His gaze lingered on her, as if waiting to do what she had just promised, and his eyes made her pulse shift, though she could not have said why.
“Ye have nae stopped since we arrived,” he said.
“Nor have ye.”
“Aye,” he returned, as though that settled the matter.
Margaret huffed a faint breath of amusement, turning her gaze back to the water. “Then perhaps we are both at fault.”
There was a pause. She allowed herself to nestle into it. Then, after a moment, she felt him step closer. She became acutely aware of the warmth of him, even through the chill that clungto her damp skin, and of the quiet steadiness in his presence, so different from the force he carried among his men.
There was no command in him. He simply wasashe was.
“Ye were right,” he said at last.
Margaret glanced at him. “About what?”
“Coming.”
She studied him then, more closely than she had allowed herself to before. There was no attempt to hold her at a distance for her own safety or his control. He was simply acknowledging the fact that he appreciated having her there. And that meant more to her than she could have described in mere words.
She swallowed, though she did not know why.
“I could nae remain behind,” she told him something he already knew himself. “Nae kenning what had happened and that these people needed help.”
“I ken.”
And he did. She could see it in the way he looked at her, not as though she were fragile, or foolish, but as though he understood the choice she had made.
The wind shifted, tugging at her gown and brushing cold against her damp skin. She shivered before she could stop herself. Domhnall noticed.
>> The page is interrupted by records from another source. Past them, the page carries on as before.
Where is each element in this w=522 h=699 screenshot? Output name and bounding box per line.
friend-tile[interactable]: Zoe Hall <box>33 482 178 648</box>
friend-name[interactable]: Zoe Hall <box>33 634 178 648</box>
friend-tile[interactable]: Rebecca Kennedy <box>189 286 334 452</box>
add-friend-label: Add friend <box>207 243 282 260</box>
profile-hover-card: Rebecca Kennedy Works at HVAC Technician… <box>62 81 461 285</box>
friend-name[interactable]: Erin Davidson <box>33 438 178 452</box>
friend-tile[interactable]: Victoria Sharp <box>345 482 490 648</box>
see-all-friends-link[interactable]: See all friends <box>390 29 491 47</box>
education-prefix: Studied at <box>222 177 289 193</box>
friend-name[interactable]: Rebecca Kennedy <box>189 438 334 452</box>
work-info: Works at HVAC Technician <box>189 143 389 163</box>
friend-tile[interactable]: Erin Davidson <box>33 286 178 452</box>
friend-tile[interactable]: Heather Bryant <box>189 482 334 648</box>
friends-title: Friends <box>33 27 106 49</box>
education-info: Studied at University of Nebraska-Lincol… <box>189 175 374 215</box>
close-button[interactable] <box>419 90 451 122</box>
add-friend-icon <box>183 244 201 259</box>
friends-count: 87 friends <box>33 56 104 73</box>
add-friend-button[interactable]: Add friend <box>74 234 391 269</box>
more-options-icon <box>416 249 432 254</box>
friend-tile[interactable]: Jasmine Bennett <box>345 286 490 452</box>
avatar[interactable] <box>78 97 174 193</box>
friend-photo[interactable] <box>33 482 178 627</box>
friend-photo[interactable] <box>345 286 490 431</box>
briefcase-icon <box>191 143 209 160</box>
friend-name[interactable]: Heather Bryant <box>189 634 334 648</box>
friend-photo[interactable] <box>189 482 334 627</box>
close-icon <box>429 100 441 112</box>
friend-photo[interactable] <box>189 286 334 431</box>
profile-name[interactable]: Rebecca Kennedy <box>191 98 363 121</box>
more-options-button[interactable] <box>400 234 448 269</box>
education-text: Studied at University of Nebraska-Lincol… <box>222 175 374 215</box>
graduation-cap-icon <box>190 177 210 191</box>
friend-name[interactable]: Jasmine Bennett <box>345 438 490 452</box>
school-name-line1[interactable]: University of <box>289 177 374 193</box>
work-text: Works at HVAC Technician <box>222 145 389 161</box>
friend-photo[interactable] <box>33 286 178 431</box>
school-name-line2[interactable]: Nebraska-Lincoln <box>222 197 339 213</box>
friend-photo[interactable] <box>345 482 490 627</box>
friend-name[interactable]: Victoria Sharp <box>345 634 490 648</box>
Without a word, he reached for her. His hand came to her arm first, steadying, then sliding upward just enough to draw her closer to him. It was not a command to step closer. It was an offering.
Margaret did not resist. She stepped into him as though she had always been meant to. She became aware of everything at once: of the solid warmth of his body, of the faint scent of salt and smoke clinging to him and of the steady rise and fall of his breath. Her hands, still marked with soot, rested lightly against his chest, leaving faint traces against the fabric of his shirt.
It should have felt improper, yet it did not. It felt…right.
“I didnae think…” he began, then stopped.
Margaret lifted her gaze to his. He was not a man who faltered. And yet, something in him did now.
“I didnae think I would ever feel this way again,” he revealed more quietly than she had ever heard him speak.
She did not interrupt for clarification, although her curiosity was tugging at her every nerve.
“I buried it,” he continued calmly, but she could see how much this confession meant to him. “When me wife died… it was done. There was nae place for it after that.”